Son rêve était d’être acteur. Son physique aurait pu l’avantager mais la chance ne fut pas au rendez-vous. Dans son pays, partir de rien est une entrave et il avait cherché néanmoins à s’en tirer. Il avait été rattrapé par la guerre et avait opté à être « utile ».
Utile dans la bouche de certain devient vite un combat qui finit par transgresser les lois, la morale, l’honneur, la démocratie. Tout avait été beaucoup trop vite pour lui et il s’était retrouvé à faire des choses abominables. Il s’en était sorti au prix de remords qu’il essayait d’oublier et de combattre encore et encore…Repentance, résipiscence, regret. C’était sa nourriture actuelle.
Il s’était laissé entraîner dans une cause qu’il croyait juste et qu’au fil du temps se révéla monstrueuse. Son père avait été tué par sa faute et il traînait cette mort comme une chimère bien réelle et beaucoup trop lourde pour lui. Son visage de jeune premier gardait les traces de son malheur et de sa tristesse. Un matin, il disparut et personne n’eut plus jamais de ses nouvelles.
La vie continua sans que personne ne s’inquiète de son absence. C’est cela aussi l’Afrique.
Lui aussi avec un lourd passé et cette photo en poche lui rappelai qu’il n’avait pas toujours été un baroudeur, un voyageur sans but. Si ces rêves l’avaient ainsi rattrapé, cette lettre et cette photo était pour lui tout ce qu’il restait de son passé.
Sur son lit d’hôpital, un petit garçon vit sa vie finissante et s’invente des histoires à sa mesure et où un minute, une heure est la vie, il doit la combler chaque seconde d’une existence qui s’en va. Il partage avec ses compagnons d’infortune un combat perdu d’avance. Il n’a pas eu le choix de sa destinée et n’a pas eu le temps nécessaire pour choisir sa vie. Enfermé dans cette chambre, fenêtres fermées, endroit clos et pourtant donnant sur le monde, il n’a pas d’ailleurs.
C’est son fils, sa joie, son bonheur, sa vie qui s’en va. Son chagrin, sa tristesse, sa colère avant de pouvoir accepter cette mort annoncée.
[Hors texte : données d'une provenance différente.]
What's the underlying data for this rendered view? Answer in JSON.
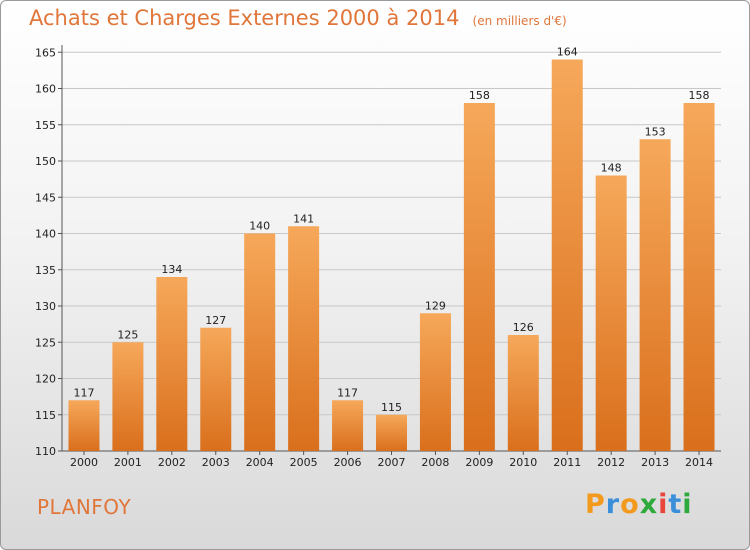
{
  "chart_data": {
    "type": "bar",
    "title": "Achats et Charges Externes 2000 à 2014",
    "subtitle": "(en milliers d'€)",
    "categories": [
      "2000",
      "2001",
      "2002",
      "2003",
      "2004",
      "2005",
      "2006",
      "2007",
      "2008",
      "2009",
      "2010",
      "2011",
      "2012",
      "2013",
      "2014"
    ],
    "values": [
      117,
      125,
      134,
      127,
      140,
      141,
      117,
      115,
      129,
      158,
      126,
      164,
      148,
      153,
      158
    ],
    "ylim": [
      110,
      166
    ],
    "yticks": [
      110,
      115,
      120,
      125,
      130,
      135,
      140,
      145,
      150,
      155,
      160,
      165
    ],
    "grid": true,
    "bar_color": "#f29d4a"
  },
  "footer": {
    "commune": "PLANFOY",
    "brand": [
      "P",
      "r",
      "o",
      "x",
      "i",
      "t",
      "i"
    ],
    "brand_colors": [
      "#f39a1e",
      "#3b8fd9",
      "#f39a1e",
      "#2eaa3c",
      "#e8463b",
      "#3b8fd9",
      "#2eaa3c"
    ]
  }
}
Il se sent sale et veut partir, partir…Abandonner cette vie avant qu’elle ne chavire, qu’elle disparaisse.
La photo qu’il garde sur son cœur et cette petite lettre que lui a donné son fils pour qu’il ne l’oublie pas sont ses deux trésors.. Comment l’oublier alors qu’il est toute sa vie.
C’est pour lui qu’il a tout quitté, qu’il cherche un endroit autre, loin de tout pour oublier, pour l’oublier…un peu. Grappiller un peu de paix et vider son cœur de cette tristesse qui l’accable toujours des années après. La vie ici ou là-bas est semblable par moment.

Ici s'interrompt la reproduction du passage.